Newspaper published in Nogales, Arizona

Nogales International is a newspaper, based in Nogales, Arizona, United States, founded in 1925. It is published on Tuesdays and Fridays and is a division of Wick Communications. Nogales is located on the U.S.–Mexico border. It is 60 miles south of Tucson, Arizona, and 150 miles south of Phoenix, Arizona. The International also publishes The Weekly Bulletin in Sonoita.

Nogales International reports on issues affecting residents of Santa Cruz County, Arizona, including Nogales, Rio Rico, Tumacacori, Tubac, Amado, Patagonia, Sonoita and Elgin. Articles about issues and activities in Nogales, Sonora, Mexico, are also published.

== History ==
On May 25, 1925, Craig Pottinger published the first edition of the weekly Nogales International. He published the paper for 46 years. As his health declined Pottinger sold the paper in 1971. It was purchased by Steve Emerine and Ted Turpin, co-publishers of the Green Valley News. In 1974, James Afinowich bought the International.
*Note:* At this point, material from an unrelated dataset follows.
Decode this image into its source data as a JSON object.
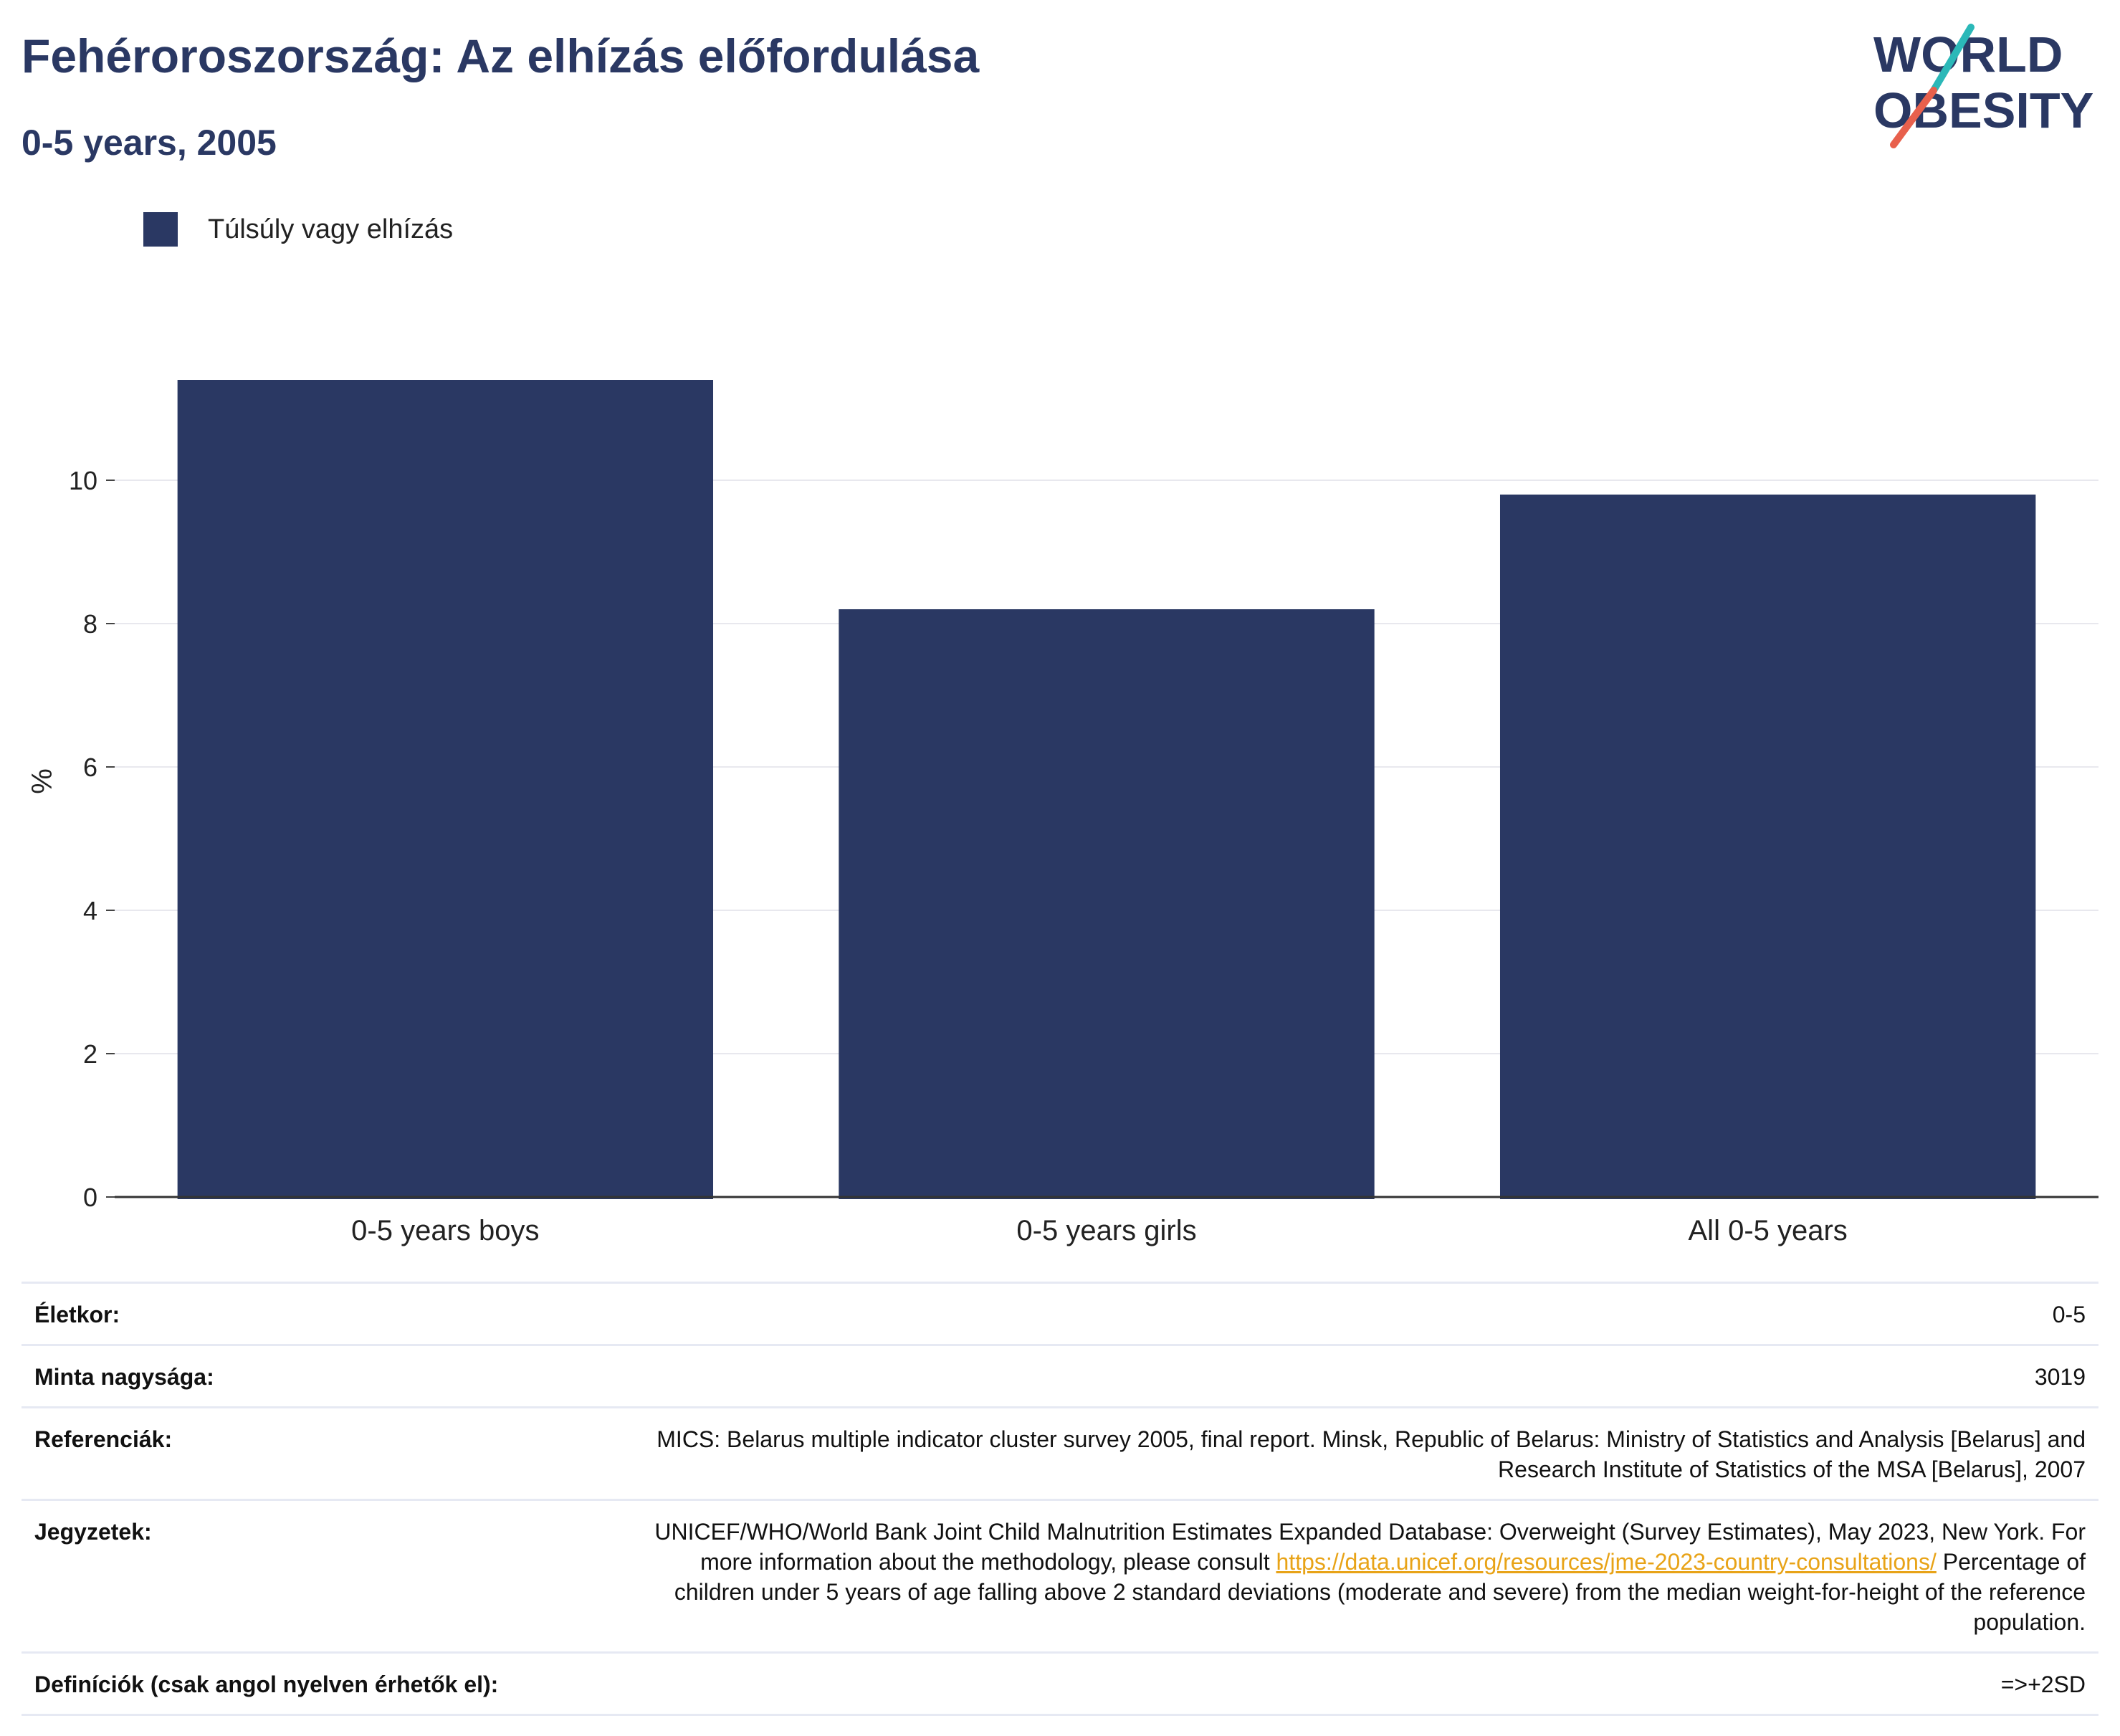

In October 1979, the paper expanded into a daily. In April 1980, Pottinger died. In October 1980, the International became a semi-weekly due to rising production costs. In 1982, a judge placed the business into Chapter 7 bankruptcy and turned it over to a creditor for liquidation of assets. At that time Afinowich decided to end the International, which had a 3,000 circulation. A skeleton crew made up of 18 laid-off employees volunteered to put out the final edition. However, a group of local businessmen formed the Appleton Group, which acquired the paper's name and subscription list and relaunched the International, having only missed one issue. The paper was soon acquired by Wick Communications.